Por Hugo Albuquerque, no Descurvo

 

A última semana foi marcada pelo estardalhaço midiático em relação ao início do julgamento do mensalão, os tribunais da razão convertidos em telenovela e apresentada em capítulos. Esta semana que se inicia tem mais. De um lado, uma oposição pouco crível pedindo a condenação por algo no qual ela também está envolvido, do outro, uma situação que passou as últimas eleições incólume falando em julgamento “técnico” e “justo”, mas não político. Bem…

 

Para ser bastante direto, no que toca ao mensalão, este blog, como não poderia ser diferente, não irá rufar tambores pela condenação de quem quer seja no julgamento do STF, seja o petista José Dirceu ou o tucano Eduardo Azeredo – e de qualquer um outro suposto envolvido – porque, ao contrário de ambos, não é punitivista e também porque não crê em saídas penais (que costumam ser entradas em becos sem saída infernais), muito menos para problemas políticos, que se resolvem com a devida reforma. 

 

Não serão os tribunais da razão que darão resolução ao problema, ainda mais diante de um nexo de coisas tão confuso, no qual a decisão “justa” seria a abolição do sistema pelo próprio sistema como em uma autodestruição. Mas, ainda assim, nos resta tecer alguns comentários sobre o cenário geral.

 

Se a filosofia aparece, desde tempos imemoráveis, sob as mais diversas máscaras concebíveis, é certo que com a doxa – a glória, a aclamação ou a mera opinião – também não é muito diferente: no Brasil de hoje, apesar das conquistas todas, ela vem na forma de uma curiosa telenovelização do debate político, o que se espraia da mídia tradicional até as redes sociais. Da direita mais anti-democrática à intelectualidade de esquerda.

 

É dessa conversão de tudo em dramalhão, do estímulo à má consciência e da produção constante de superstições que se faz a cortina de fumaça do que realmente interessa: a questão social, a urgência da crise ambiental a problemática da política. Isso ajuda a explicar toda a história do mensalão, cuja incessante e pouco desinteressada repetição ocupa boa parte do dito noticiário político nos últimos anos.

 

A mídia de massa tradicional, presa a interesses que vão do comezinho sensacionalista – que demanda vilões, mocinhos etc – até interesses políticos e econômicos maiores – que importam na sua própria sobrevivência – assume as rédeas do processo, cria histórias para justificar suas teses e condena previamente quem ela deseja.

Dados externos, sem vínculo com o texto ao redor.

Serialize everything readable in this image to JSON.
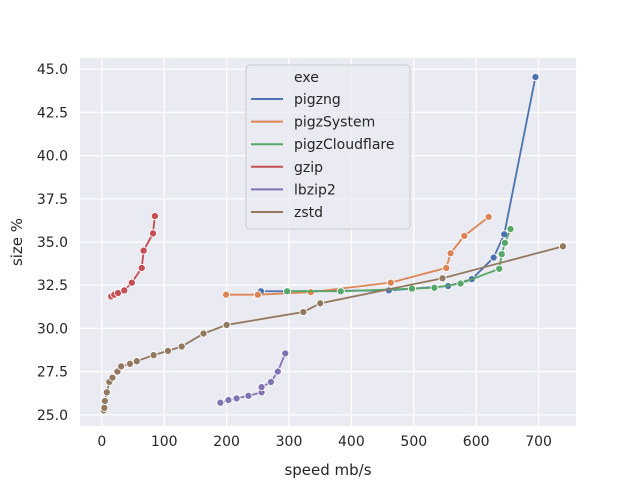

Para completar o quadro, é preciso lembrar que se setores da nossa política vivem de certo idealismo e purismo, outros são suficientemente espertos para manipularem isso.

 

De repente, toda a disfuncionalidade histórica do Congresso Nacional é narrada de modo a parecer que ela foi causada por um governo em específico, em um fantasioso esquema de compra por votos – o que cai por terra rapidamente quando as investigações avançam e chegam até um influente político da oposição. Os anos sequer pouparam um outro senador, há pouco alçado a paladino da moral, mas rapidamente desmascarado (e mesmo seus aliados mais íntimos se declaram traídos, afinal, como ele pode ter nos enganado por tanto tempo?)

 

O sistema político brasileiro funciona mal, os partidos estão distantes da sociedade, a maioria deles sequer existe realmente, e o Legislativo é eleito dentro de um sistema ruim. Não obstante o fato da problemática histórica do Estado. O Congresso Nacional, que consegue piorar a cada legislatura, vive da defesa de seus lobbies, configurando-se em uma constante ameaça de desgoverno para o país: seja pelo seu modus operandi ou pela chantagem que exerce. 

 

E desgoverno é diferente de antigoverno, é uma catástrofe só pode gerar alento em mentes niilistas suficientemente bem colocadas, ou iludidas, para não naufragarem, ou acharem que não vão junto. O que se passa na zona cinzenta entre o executivo e o legislativo importa por completo tanto quanto não importa. É uma zona de guerra, que não raro é desenhada como zona de paz conforme o sabor do momento (e do adversário).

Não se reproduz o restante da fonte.